More 'Americana', this time from The Staple Singers featuring Mavis Staples, the best soul/gospel singer since Mahalia Jackson.
"The Staple Singers’ place in music history was set in stone more than 40 years ago with two of soul’s greatest singles, “Respect Yourself” and the even more powerful, “I’ll Take You There.”But the family group – patriarch Roebuck “Pops” Staples, lead singer Mavis and siblings Pervis, Cleotha and Yvonne - had been, by then, a major force in American music, culture and politics for more than a decade.
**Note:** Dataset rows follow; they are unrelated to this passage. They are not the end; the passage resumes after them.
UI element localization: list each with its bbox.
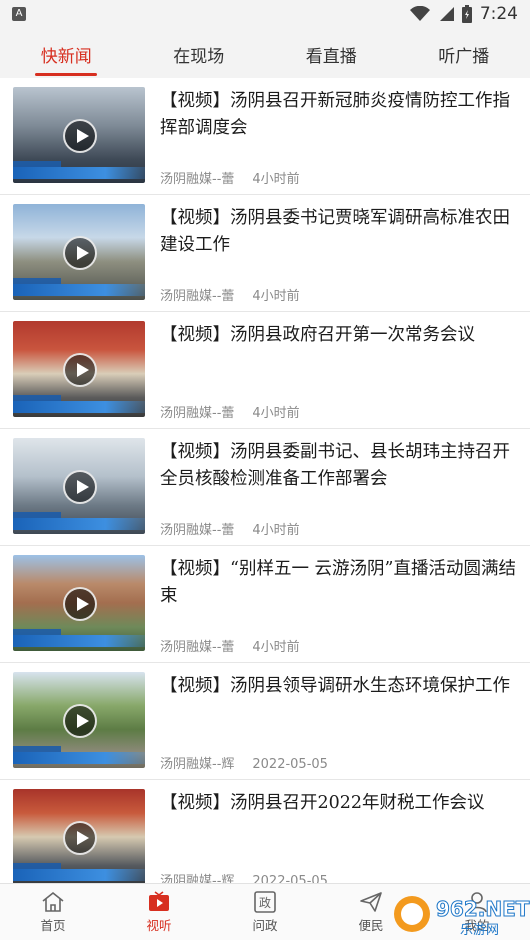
watermark-text: 962.NET: [436, 897, 530, 921]
tab-kuai-xinwen[interactable]: 快新闻: [0, 30, 133, 78]
news-source: 汤阴融媒--蕾: [160, 172, 235, 187]
status-bar: A 7:24: [0, 0, 530, 30]
news-time: 2022-05-05: [252, 757, 328, 772]
government-icon: 政: [254, 890, 276, 913]
play-icon[interactable]: [63, 119, 97, 153]
news-title[interactable]: 【视频】“别样五一 云游汤阴”直播活动圆满结束: [160, 556, 518, 610]
svg-text:政: 政: [259, 896, 271, 910]
news-source: 汤阴融媒--辉: [160, 757, 235, 772]
play-icon[interactable]: [63, 236, 97, 270]
video-thumbnail[interactable]: [13, 204, 145, 300]
news-item[interactable]: 【视频】“别样五一 云游汤阴”直播活动圆满结束 汤阴融媒--蕾 4小时前: [0, 546, 530, 663]
tab-kan-zhibo[interactable]: 看直播: [265, 30, 398, 78]
site-watermark: 962.NET 乐游网: [394, 896, 530, 938]
video-thumbnail[interactable]: [13, 321, 145, 417]
nav-label: 首页: [40, 917, 66, 933]
nav-shiting[interactable]: 视听: [106, 884, 212, 940]
news-item[interactable]: 【视频】汤阴县召开2022年财税工作会议 汤阴融媒--辉 2022-05-05: [0, 780, 530, 884]
news-title[interactable]: 【视频】汤阴县召开新冠肺炎疫情防控工作指挥部调度会: [160, 88, 518, 142]
news-time: 4小时前: [252, 523, 300, 538]
news-time: 4小时前: [252, 289, 300, 304]
news-source: 汤阴融媒--蕾: [160, 289, 235, 304]
news-source: 汤阴融媒--蕾: [160, 406, 235, 421]
watermark-subtext: 乐游网: [460, 923, 499, 938]
news-time: 4小时前: [252, 640, 300, 655]
video-thumbnail[interactable]: [13, 672, 145, 768]
play-icon[interactable]: [63, 704, 97, 738]
notification-badge: A: [12, 7, 26, 21]
news-title[interactable]: 【视频】汤阴县领导调研水生态环境保护工作: [160, 673, 518, 700]
nav-label: 问政: [252, 917, 278, 933]
video-thumbnail[interactable]: [13, 555, 145, 651]
battery-icon: [461, 5, 472, 23]
play-icon[interactable]: [63, 470, 97, 504]
news-item[interactable]: 【视频】汤阴县召开新冠肺炎疫情防控工作指挥部调度会 汤阴融媒--蕾 4小时前: [0, 78, 530, 195]
news-list: 【视频】汤阴县召开新冠肺炎疫情防控工作指挥部调度会 汤阴融媒--蕾 4小时前 【视…: [0, 78, 530, 884]
news-title[interactable]: 【视频】汤阴县委书记贾晓军调研高标准农田建设工作: [160, 205, 518, 259]
news-item[interactable]: 【视频】汤阴县委副书记、县长胡玮主持召开全员核酸检测准备工作部署会 汤阴融媒--…: [0, 429, 530, 546]
clock: 7:24: [479, 4, 518, 24]
news-time: 4小时前: [252, 406, 300, 421]
tv-icon: [149, 890, 169, 911]
nav-label: 便民: [358, 917, 384, 933]
news-source: 汤阴融媒--蕾: [160, 640, 235, 655]
video-thumbnail[interactable]: [13, 789, 145, 884]
play-icon[interactable]: [63, 821, 97, 855]
tab-zai-xianchang[interactable]: 在现场: [133, 30, 266, 78]
nav-home[interactable]: 首页: [0, 884, 106, 940]
send-icon: [360, 891, 382, 912]
news-title[interactable]: 【视频】汤阴县召开2022年财税工作会议: [160, 790, 518, 817]
video-thumbnail[interactable]: [13, 438, 145, 534]
video-thumbnail[interactable]: [13, 87, 145, 183]
play-icon[interactable]: [63, 587, 97, 621]
news-title[interactable]: 【视频】汤阴县政府召开第一次常务会议: [160, 322, 518, 349]
nav-wenzheng[interactable]: 政 问政: [212, 884, 318, 940]
news-source: 汤阴融媒--蕾: [160, 523, 235, 538]
news-time: 4小时前: [252, 172, 300, 187]
play-icon[interactable]: [63, 353, 97, 387]
top-tabs: 快新闻 在现场 看直播 听广播: [0, 30, 530, 78]
tab-ting-guangbo[interactable]: 听广播: [398, 30, 530, 78]
nav-label: 视听: [146, 917, 172, 933]
news-item[interactable]: 【视频】汤阴县领导调研水生态环境保护工作 汤阴融媒--辉 2022-05-05: [0, 663, 530, 780]
news-title[interactable]: 【视频】汤阴县委副书记、县长胡玮主持召开全员核酸检测准备工作部署会: [160, 439, 518, 493]
news-item[interactable]: 【视频】汤阴县委书记贾晓军调研高标准农田建设工作 汤阴融媒--蕾 4小时前: [0, 195, 530, 312]
cellular-icon: [439, 7, 454, 21]
home-icon: [42, 891, 64, 912]
news-item[interactable]: 【视频】汤阴县政府召开第一次常务会议 汤阴融媒--蕾 4小时前: [0, 312, 530, 429]
wifi-icon: [409, 6, 430, 21]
Their downhome Mississippi-rooted gospel helped put the cross in “crossover,” taking the group from success in the sacred field to headlining status at the Newport Folk Festival and a frontline position in the battle for civil rights alongside the Rev. Martin Luther King. Their rural roots even caught the ear of Roebuck’s fellow Mississippian, the self-styled King of Hillbilly Rock, Marty Stuart, who performed and recorded with the Staples and who, along with GRAMMY-winning producer/guitarists T-Bone Burnett and Buddy Miller, helps keep the Pops Staples guitar sound alive today as one of the keystones of Americana."
Here is a bonus track from the Staple Singers plus a comment attributed to Bob Dylan who later proposed to Mavis Staples and pursued her for seven years. https://www.theguardian.com/music/2016/feb/12/mavis-staples-i-often-think-what-would-have-happened-if-id-married-bob-dylan
'Uncloudy Day' from 1956, their first record:
"Uncloudy Day" was an early influence on Bob Dylan, who said of it in 2015, "It was the most mysterious thing I'd ever heard... I'd think about them even at my school desk...Mavis looked to be about the same age as me in her picture (on the cover of "Uncloudy Day")...Her singing just knocked me out...And Mavis was a great singer—deep and mysterious. And even at the young age, I felt that life itself was a mystery."